Haklı sebebin varlığı gündeme bağlılık ilkesinin istisnası olarak kabul edilmektedir. Haklı sebebin varlığı halinde, genel kurul gündeminde madde olmasa dahi, bir yönetim kurulu üyesinin genel kurul kararıyla her zaman görevden alınması mümkün kılınmıştır.

Öte yandan, belirli pay gruplarına yönetim kurulunda temsil edilme hakkı tanınması halinde genel kurulun azil yetkisi sınırlıdır ve ancak haklı sebep olması halinde genel kurul bir yönetim kurulu üyesini görevden alabilir. Aynı şekilde, haklı sebeplerin varlığı halinde şirket tüzel kişi yönetim kurulu üyesinden gerçek kişi temsilcisini değiştirmesi talebinde bulunabilir.

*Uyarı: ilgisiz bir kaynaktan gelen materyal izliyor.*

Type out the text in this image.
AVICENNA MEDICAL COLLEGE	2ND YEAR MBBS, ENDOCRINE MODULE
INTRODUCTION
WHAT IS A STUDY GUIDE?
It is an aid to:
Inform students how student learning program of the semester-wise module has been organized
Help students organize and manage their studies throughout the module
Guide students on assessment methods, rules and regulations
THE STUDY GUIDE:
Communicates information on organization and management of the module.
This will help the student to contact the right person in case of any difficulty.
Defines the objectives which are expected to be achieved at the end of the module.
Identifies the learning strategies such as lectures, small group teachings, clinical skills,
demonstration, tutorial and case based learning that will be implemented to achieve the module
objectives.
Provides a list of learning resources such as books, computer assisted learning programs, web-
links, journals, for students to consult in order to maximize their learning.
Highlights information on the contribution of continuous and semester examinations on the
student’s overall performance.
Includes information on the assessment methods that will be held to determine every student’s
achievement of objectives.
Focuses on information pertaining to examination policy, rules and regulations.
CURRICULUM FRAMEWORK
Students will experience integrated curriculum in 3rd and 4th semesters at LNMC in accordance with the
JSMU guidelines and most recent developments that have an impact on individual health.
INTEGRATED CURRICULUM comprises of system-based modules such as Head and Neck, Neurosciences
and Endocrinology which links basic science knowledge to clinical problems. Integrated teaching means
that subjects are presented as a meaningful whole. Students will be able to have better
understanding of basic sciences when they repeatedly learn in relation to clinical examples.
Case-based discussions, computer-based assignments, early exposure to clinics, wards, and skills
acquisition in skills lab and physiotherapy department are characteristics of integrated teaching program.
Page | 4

TTK haklı sebeplerin niteliği ile ilgili herhangi bir sınırlama getirmemiştir. Ancak, yolsuzluk, yetersizlik, bağlılık yükümünün ihlali, birden fazla şirkette yönetim kurulu üyesi olunması sebebiyle görevin ifasında güçlük, geçimsizlik, nüfuzun kötüye kullanılması gibi sebepler birer haklı sebep olarak kabul edilmektedir. Belirtmek gerekir ki, haklı sebepler bakımından bir sınırlama getirilmemiş olmakla beraber kişisel görüşler, siyasi görüşler haklı sebep olarak ileri sürülemez.

Tazminat Talebi

Son olarak değinmek istediğimiz bir husus ise azledilen yönetim kurulu üyesinin tazminat hakkıdır. Haklı bir sebebe dayanılarak veya haklı bir sebep olmaksızın görevden alınan yönetim kurulu üyesine şirketten tazminat talep etme hakkı tanınmıştır. Azledilen yönetim kurulu üyesinin uğradığı zararı ve uğradığı zarar ile kendisini azleden hissedarların kusuru arasındaki nedensellik bağını ispatlaması gerekecektir. Söz konusu tazminat yönetim kurulu üyeliği sıfatına haksız olarak ve zamansız son verilmesi sebebiyle uğranılan zararları kapsar.